We have used the same data collection technique to analyze the development of the stability of the IDS waveform in preterm infants with and without BPD [1, 2]. By calculating the average variance, or VI, for multiple IDS signals from a feeding event, IDS waveforms were shown to become more uniform with increasing PMA. This developmental progression was not demonstrated in infants affected by BPD. The mechanism of this unmature pattern of development is as yet unknown, but it has been repeatedly shown with other measures of rhythmic suckle feeding [1820]. Gewolb et al. [20] used a modification of the VI method to analyze other waveforms of biometric data collected during infant feeding; specifically, the simultaneous analysis of the integration of suck and swallow rhythms via plotting of pressure waveforms on X–Y axes.
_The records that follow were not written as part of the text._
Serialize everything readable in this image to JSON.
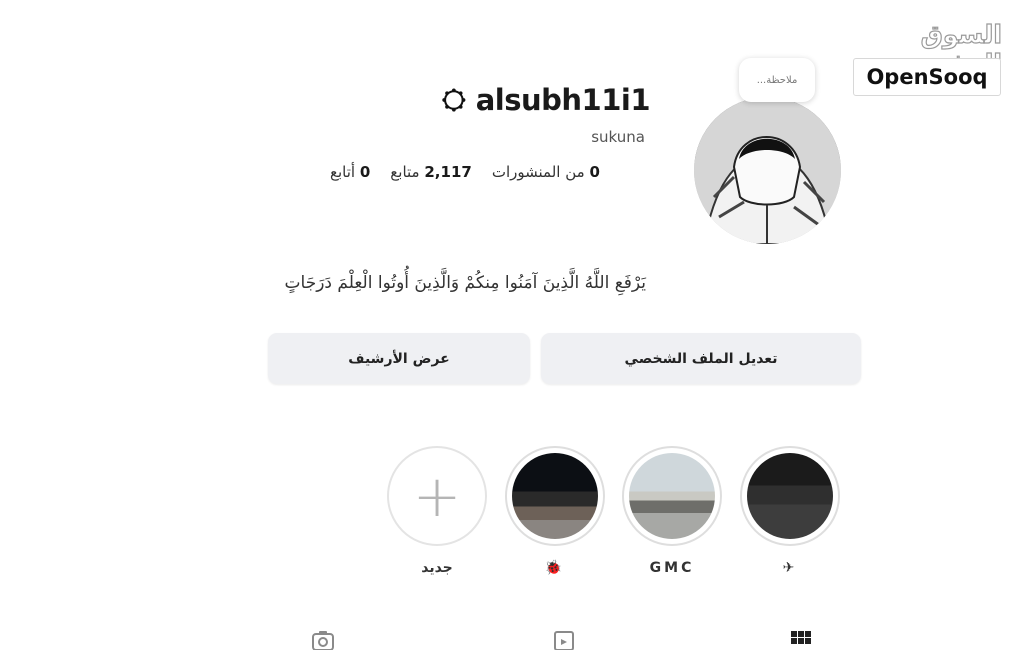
{
  "watermark": {
    "arabic": "السوق المفتوح",
    "brand": "OpenSooq"
  },
  "profile": {
    "note_placeholder": "ملاحظة...",
    "username": "alsubh11i1",
    "full_name": "sukuna",
    "stats": {
      "posts": {
        "count": "0",
        "label": "من المنشورات"
      },
      "followers": {
        "count": "2,117",
        "label": "متابع"
      },
      "following": {
        "count": "0",
        "label": "أتابع"
      }
    },
    "bio": "يَرْفَعِ اللَّهُ الَّذِينَ آمَنُوا مِنكُمْ وَالَّذِينَ أُوتُوا الْعِلْمَ دَرَجَاتٍ"
  },
  "buttons": {
    "edit_profile": "تعديل الملف الشخصي",
    "view_archive": "عرض الأرشيف"
  },
  "highlights": [
    {
      "label": "✈"
    },
    {
      "label": "GMC"
    },
    {
      "label": "🐞"
    },
    {
      "label": "جديد"
    }
  ],
  "tabs": [
    "grid-icon",
    "reels-icon",
    "tagged-icon"
  ]
}
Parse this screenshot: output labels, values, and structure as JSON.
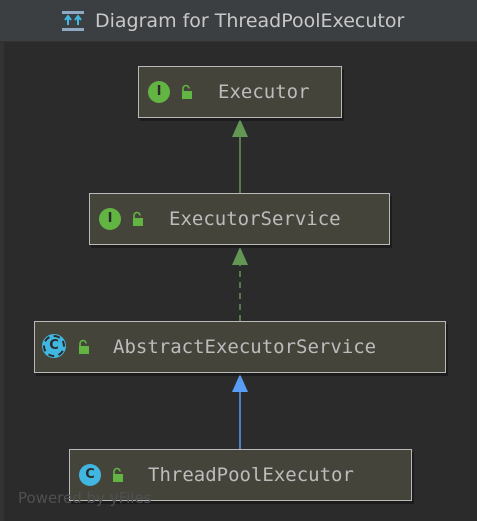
{
  "window": {
    "title": "Diagram for ThreadPoolExecutor"
  },
  "nodes": [
    {
      "label": "Executor",
      "kind": "interface",
      "badge": "I",
      "visibility": "public"
    },
    {
      "label": "ExecutorService",
      "kind": "interface",
      "badge": "I",
      "visibility": "public"
    },
    {
      "label": "AbstractExecutorService",
      "kind": "abstract-class",
      "badge": "C",
      "visibility": "public"
    },
    {
      "label": "ThreadPoolExecutor",
      "kind": "class",
      "badge": "C",
      "visibility": "public"
    }
  ],
  "edges": [
    {
      "from": "ExecutorService",
      "to": "Executor",
      "type": "extends",
      "style": "solid",
      "color": "#629755"
    },
    {
      "from": "AbstractExecutorService",
      "to": "ExecutorService",
      "type": "implements",
      "style": "dashed",
      "color": "#629755"
    },
    {
      "from": "ThreadPoolExecutor",
      "to": "AbstractExecutorService",
      "type": "extends",
      "style": "solid",
      "color": "#589df6"
    }
  ],
  "footer": {
    "watermark": "Powered by yFiles"
  },
  "colors": {
    "background": "#2b2b2b",
    "node_fill": "#45443b",
    "interface_badge": "#62b543",
    "class_badge": "#40b6e0",
    "inherit_arrow": "#589df6",
    "interface_arrow": "#629755"
  }
}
In our studies of newborn infant feeding, we had found that a nasopharyngeal catheter was required to reliably locate and identify swallow-associated sounds picked up by the accelerometer. This was especially true of the signals associated with specific components of pharyngeal pressure changes. However, in this study it was not feasible to place a nasopharyngeal catheter in the adult volunteers. We found this did not limit our study because the individual volunteers were able to reliably identify the number of swallows they had used to completely clear the bolus and the morphology of the IDS signal was conserved between the infants and adults and thus was easy to identify.
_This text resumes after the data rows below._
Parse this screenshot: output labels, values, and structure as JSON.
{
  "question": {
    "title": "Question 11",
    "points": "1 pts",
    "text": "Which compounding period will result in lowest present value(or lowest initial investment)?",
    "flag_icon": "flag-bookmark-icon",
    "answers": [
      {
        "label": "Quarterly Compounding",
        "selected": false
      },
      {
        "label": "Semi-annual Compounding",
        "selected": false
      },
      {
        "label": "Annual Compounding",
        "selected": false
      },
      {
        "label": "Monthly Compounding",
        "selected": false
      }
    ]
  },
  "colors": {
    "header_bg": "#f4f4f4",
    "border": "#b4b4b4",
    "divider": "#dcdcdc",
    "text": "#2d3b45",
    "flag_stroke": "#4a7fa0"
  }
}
In this study we have built on our previous work by showing that not only does the IDS waveform of low-risk preterm infants become more uniform with advancing PMA, but that as the infants approach “term” PMA, the overall stability of the waveform approaches that of healthy adults. We have identified the same components in adult swallows that were present in the previous study of rhythmic suckle-feeding infants. Of particular interest is the fact that the morphology of the IDS signal in adult swallows is similar to that of the previously studied infants. Up to now, we have limited our discussions of the progression of the IDS waveforms to descriptions of the stability of the waveform without providing a qualitative assessment of the overall infant feeding. This study provides an important bridge between early infant feeding and overall development by establishing that the low-risk infants are in fact getting “better” in that the stability of the swallow-associated signals is becoming more like that of adults. This information may ultimately be used to develop tools to study a potential link between early feeding difficulties and long-term neurologic outcome.

Conclusion

In conclusion, this work has provided the first head-to-head, real-time comparison of two acoustic detection devices and has described in detail the signals collected from both. From this information we can conclude that both the accelerometer and the microphone may be adequate, depending on the desired application. We suggest that for clinical auditioning of cervical sounds associated with swallow, a microphone and speaker may be all that is required. However, for more complex signal analysis, including signals that are not vibratory in nature and would not be detected by a microphone, an accelerometer should be considered.

We have increased our understanding of the progression of IDS signals in low-risk preterm infants by showing that these infants are approaching adult norms as they age. Because we have now established that these infants are actually improving, we can begin to analyze the link between early feeding problems and long-term developmental outcomes. Work is currently underway to study the progression of IDS waveforms as well as other parameters of feeding stability in healthy term infants and in infants affected by other pathologic conditions.